Word Embeddings are a feature representation of words that are typically more complex than count or frequency vectors (those used in the Bag of Word Model as described in my previous post). The vector representations or embeddings for the entire document or corpus of words can then be combined in some way to generate inputs to a classifier(otherwise called a model or an algorithm).
The pre-trained embedding vectors for 100,000 possible vocabulary words have been used (i.e n was limited to n = 100000). Each line of that file consists of a word, followed by a 50-column embedding vector for it. The embeddings have been generated by the Global vectors method.
Similar to the previous project, we use the same data of sentiment data from three different domains: Amazon, imdb and yelp consisting of 2400 examples for the input and output variables. Again the output variable y is categorical indicating whether a review is good (y = 1) or bad (y = 0).
Again three models were compared using a k-fold cross validation approach with k = 10. The models are: Logistic Regression, Neural Network and Support Vector Machines. In each of these models one hyperparameter is varied in order to determine the optimal value that maximises the cross-validated accuracy for the chosen hyperparameter. I also show the variance across the selected range of values. The details on how this was run can be found in my GitHub below: https://github.com/Qunlexie/Machine-Learning-for-Sentiment-Analysis
The aim of this step is to ensure that the entire corpus of word is represented in a form that the model can draw meaning from. Similar preprocessing steps as carried out in the sentiment analysis using Bag of Word model was carried out. However instead of using count or frequency representation, we have used an existing trained model that contains vector representation of each words- called Glove vectors. The vector is limited to 50 feature column (d = 50, where d is the dimension) for each word and any word in the input set will be replaced with this vector representation. Also, I have used the average value along the rows to obtained a single 50 feature representation for each line. For the entire input set (x) we are therefore able to obtain a comprehensive column of features (2400 by 50) that represents the nuances of each sentence. With this we can predict the sentiment using the models which I will talk about next.
Model Development and Results
Three models were built and tested. Each of them were tested based on their performance on both the training set and the validation set using a 10-fold cross validation technique.
1. Logistic Regression:
Logistic regression was fitted to the embedded vector transformation of the input obtained after the preprocessing step. The hyperparameter which was varied here is the C value evaluated and validated using a k-fold validation with k = 10.
The C value in the Logistic model was varied within the range of 0.1 – 10. The resulting curve is shown in the Figure 1. As shown here, the model achieves a higher training accuracy across the range of C values. Both the training and the validation curve also have an undulating shape. The lowest accuracy is obtained when C is in range 0 – 2. The highest accuracy of 77.3% is obtained at C = 2.15.
2. Neural Network Model
A Neural Network classifier was built and the accuracy was observed using the same Cross Validation technique. The hyperparameter varied was the number of hidden layers (N).
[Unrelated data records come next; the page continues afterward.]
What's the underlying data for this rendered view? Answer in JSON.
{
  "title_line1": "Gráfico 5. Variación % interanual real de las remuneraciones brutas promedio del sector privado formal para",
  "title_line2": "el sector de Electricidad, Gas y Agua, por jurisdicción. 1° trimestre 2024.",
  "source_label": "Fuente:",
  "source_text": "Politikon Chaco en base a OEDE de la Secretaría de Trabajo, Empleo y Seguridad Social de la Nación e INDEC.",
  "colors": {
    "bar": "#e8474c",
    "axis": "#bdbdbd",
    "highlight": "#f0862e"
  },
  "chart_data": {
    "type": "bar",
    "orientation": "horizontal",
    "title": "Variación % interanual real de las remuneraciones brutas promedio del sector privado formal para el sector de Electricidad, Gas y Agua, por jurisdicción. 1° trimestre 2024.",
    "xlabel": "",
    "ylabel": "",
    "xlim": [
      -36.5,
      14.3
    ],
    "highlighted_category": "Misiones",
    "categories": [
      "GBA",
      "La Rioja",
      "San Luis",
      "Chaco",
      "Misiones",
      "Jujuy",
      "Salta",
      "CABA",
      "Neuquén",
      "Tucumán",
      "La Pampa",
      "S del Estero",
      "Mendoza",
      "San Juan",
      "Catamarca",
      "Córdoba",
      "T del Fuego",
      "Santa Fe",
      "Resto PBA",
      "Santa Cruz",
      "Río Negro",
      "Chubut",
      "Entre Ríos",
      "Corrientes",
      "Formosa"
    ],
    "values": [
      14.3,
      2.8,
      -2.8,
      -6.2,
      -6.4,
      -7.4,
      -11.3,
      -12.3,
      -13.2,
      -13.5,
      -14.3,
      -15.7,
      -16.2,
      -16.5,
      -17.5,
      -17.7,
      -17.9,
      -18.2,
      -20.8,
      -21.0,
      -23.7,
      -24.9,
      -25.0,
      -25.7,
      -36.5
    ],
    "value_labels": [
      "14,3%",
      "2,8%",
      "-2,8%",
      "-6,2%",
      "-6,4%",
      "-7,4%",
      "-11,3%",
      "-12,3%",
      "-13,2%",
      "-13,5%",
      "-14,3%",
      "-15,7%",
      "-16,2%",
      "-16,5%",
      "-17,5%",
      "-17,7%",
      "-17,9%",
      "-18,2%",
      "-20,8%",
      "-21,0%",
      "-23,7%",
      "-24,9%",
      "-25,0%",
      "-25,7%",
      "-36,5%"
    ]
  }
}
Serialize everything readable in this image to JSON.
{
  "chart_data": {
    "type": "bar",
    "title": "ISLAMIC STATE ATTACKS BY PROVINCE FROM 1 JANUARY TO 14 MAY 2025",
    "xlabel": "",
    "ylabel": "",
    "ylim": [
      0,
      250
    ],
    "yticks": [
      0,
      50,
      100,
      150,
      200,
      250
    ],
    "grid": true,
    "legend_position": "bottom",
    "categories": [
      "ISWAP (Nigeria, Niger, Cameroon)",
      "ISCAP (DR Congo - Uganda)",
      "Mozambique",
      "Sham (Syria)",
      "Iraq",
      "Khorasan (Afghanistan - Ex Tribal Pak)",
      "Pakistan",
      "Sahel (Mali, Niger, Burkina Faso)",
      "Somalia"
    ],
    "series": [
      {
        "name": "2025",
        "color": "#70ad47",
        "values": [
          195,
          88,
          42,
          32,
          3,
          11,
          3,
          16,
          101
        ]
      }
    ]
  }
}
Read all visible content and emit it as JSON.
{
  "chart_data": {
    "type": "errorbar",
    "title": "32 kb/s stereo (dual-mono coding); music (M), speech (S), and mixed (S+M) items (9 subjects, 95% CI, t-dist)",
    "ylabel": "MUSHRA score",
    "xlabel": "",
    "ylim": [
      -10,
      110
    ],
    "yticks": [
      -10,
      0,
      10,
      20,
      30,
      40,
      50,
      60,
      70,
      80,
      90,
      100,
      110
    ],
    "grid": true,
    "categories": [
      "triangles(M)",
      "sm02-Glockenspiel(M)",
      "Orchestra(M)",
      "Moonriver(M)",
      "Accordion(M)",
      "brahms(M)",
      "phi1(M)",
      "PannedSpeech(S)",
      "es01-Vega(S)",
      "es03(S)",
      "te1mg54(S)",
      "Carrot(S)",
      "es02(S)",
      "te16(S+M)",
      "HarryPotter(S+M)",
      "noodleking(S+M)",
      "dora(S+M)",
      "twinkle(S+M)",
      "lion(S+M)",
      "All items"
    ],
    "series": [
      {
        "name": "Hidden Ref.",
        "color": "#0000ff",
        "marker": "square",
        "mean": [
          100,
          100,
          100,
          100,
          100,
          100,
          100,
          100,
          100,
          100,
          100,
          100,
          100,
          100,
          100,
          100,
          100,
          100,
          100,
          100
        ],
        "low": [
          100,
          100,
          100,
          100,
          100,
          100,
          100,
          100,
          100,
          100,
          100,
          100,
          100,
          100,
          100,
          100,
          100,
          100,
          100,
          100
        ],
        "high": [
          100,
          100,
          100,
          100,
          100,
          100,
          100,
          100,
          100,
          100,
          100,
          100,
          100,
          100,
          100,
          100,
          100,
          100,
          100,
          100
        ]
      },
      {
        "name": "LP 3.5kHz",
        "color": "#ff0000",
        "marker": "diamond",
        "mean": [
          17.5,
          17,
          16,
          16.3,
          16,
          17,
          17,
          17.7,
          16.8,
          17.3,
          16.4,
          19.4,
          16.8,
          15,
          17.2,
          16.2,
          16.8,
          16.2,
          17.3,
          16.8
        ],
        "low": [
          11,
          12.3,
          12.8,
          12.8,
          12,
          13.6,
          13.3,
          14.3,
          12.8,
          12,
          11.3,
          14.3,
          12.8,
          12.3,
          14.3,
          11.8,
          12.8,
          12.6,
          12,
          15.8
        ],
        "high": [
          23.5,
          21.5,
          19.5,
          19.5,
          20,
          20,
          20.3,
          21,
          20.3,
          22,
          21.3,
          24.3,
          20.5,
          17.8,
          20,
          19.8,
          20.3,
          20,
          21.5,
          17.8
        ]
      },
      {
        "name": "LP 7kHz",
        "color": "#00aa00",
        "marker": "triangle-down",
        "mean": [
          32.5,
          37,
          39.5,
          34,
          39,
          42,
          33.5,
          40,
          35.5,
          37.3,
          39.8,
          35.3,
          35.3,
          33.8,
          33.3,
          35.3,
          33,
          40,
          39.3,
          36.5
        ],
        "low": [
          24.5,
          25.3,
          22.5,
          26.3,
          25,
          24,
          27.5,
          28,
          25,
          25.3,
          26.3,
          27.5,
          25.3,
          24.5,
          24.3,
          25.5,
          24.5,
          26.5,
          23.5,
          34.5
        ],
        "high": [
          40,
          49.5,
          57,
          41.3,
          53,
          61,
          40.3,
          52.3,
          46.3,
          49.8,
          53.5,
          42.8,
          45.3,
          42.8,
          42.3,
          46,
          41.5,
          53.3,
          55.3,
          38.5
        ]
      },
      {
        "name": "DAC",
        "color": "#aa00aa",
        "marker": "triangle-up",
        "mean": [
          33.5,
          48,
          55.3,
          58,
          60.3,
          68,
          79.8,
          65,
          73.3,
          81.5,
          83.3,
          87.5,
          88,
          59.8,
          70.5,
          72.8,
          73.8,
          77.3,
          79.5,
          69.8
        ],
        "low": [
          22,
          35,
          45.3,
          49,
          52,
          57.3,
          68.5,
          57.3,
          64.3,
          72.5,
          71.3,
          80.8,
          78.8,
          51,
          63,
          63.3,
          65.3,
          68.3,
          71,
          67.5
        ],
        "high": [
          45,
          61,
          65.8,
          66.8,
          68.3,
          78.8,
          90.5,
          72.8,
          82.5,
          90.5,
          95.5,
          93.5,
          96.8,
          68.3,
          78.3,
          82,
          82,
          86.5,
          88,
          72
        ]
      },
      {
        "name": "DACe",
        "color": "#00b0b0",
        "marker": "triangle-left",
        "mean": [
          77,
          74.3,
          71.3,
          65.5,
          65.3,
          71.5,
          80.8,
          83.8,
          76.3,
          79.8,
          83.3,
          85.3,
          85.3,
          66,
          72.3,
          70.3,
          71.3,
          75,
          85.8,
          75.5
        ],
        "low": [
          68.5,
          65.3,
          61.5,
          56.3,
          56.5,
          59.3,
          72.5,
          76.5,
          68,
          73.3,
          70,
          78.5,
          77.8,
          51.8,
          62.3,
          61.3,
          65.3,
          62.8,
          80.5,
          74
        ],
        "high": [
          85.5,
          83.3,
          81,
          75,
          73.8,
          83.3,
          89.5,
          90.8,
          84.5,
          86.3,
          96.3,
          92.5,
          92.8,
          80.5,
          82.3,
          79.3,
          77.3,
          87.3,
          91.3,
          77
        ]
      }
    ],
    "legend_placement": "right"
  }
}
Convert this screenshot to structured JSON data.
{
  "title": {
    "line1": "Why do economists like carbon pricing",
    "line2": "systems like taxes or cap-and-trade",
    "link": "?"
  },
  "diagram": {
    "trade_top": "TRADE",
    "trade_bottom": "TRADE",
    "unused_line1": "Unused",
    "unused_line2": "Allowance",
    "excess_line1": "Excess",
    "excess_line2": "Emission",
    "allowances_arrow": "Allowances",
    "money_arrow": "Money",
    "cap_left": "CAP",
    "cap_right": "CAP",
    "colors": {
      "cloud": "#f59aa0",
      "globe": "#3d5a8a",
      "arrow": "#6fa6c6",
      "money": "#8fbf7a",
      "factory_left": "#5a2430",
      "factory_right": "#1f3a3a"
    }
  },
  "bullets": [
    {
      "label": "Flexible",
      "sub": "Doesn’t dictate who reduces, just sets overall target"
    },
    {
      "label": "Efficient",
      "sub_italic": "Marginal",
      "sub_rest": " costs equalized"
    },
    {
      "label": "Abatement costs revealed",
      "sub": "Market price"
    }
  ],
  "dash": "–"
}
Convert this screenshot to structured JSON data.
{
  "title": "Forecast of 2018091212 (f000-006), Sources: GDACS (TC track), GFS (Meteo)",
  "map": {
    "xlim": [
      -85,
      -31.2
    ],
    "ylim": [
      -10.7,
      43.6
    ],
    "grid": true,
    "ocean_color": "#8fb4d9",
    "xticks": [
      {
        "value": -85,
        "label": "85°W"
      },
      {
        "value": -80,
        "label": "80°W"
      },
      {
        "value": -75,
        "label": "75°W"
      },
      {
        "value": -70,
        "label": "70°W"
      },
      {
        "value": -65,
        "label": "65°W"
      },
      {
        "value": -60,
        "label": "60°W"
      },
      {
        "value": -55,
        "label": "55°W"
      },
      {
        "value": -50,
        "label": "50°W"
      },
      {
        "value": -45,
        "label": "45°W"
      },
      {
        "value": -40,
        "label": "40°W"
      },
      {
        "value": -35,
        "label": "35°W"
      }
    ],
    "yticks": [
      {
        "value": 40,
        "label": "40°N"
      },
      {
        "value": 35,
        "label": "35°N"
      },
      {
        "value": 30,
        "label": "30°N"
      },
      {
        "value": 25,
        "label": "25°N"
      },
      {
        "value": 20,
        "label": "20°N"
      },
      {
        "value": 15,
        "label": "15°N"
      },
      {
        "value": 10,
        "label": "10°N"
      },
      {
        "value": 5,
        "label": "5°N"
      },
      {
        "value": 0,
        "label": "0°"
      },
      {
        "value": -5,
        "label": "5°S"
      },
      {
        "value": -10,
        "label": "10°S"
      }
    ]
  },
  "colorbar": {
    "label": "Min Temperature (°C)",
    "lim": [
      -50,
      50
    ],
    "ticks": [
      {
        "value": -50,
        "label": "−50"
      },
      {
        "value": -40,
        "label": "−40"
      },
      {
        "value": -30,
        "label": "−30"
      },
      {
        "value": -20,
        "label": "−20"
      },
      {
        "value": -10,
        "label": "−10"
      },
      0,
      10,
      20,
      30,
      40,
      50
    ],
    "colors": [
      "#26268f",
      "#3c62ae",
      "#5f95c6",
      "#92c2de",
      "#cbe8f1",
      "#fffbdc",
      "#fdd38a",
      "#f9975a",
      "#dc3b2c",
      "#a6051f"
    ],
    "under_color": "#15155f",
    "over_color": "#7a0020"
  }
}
The number of hidden layers was varied between 1-10 to evaluate the accuracy of the model in training and validation using 10 – fold cross validation. The resulting curve is given in the Figure 3. The training accuracy show an undulating pattern and the best value of accuracy on the validation set is obtained with 8 hidden layers.
3. Support Vector Machine (SVM)
A Support Vector Machine was similarly fitted to the transformed input data. The gamma value – which intuitively quantifies the variance or deviation – was the varied hyperparameter for this model.
The gamma value of the support vector machine was varied between the logarithmic range of -6 to 1.1 and the accuracy on the training and validation set was evaluated similar to the tow models above. Increasing the gamma value of the SVM results in an increasing trend in accuracy on the training set. As the gamma value increases beyond 0.01, the slope for the training set tend to increase while the slope of accuracy curve for the validation set maintains a constant, increases and then decreases at higher values of gamma.
From the the table above, it can be seen that the SVM achieves the highest accuracy among the three models compared. A comprehensive hyper parameter search while varying the “Gamma” value gives an accuracy of 78.2% at Gamma value of 0.043. Also, the Neural Network (MLP Classifier) gives a slightly better accuracy than the logistic regression at N = 8 (where N is the number of hidden layers in the network).
In all the models, the standard deviation obtained for the best accuracy for each hyperparameter optimised is reasonably low often in the range of 0.035 – 0.04.
In this work we have used a 50-dimension Glove vector representation for the corpus. It might be interesting to consider higher dimensions though this may not necessarily give a better results (curse of dimensionality).
Also it might be interesting to consider more than one hyperparameter optimisation for each model. In this project, we varied one hyperparameter for each model but a complex grid search that includes several hyperparameters will likely yield better accuracy values, although this might be quite computationally expensive.
I will like to acknowledge Professor Mike Hughes and Professor Marty Allen whose course on Machine Learning at Tufts University birthed this project.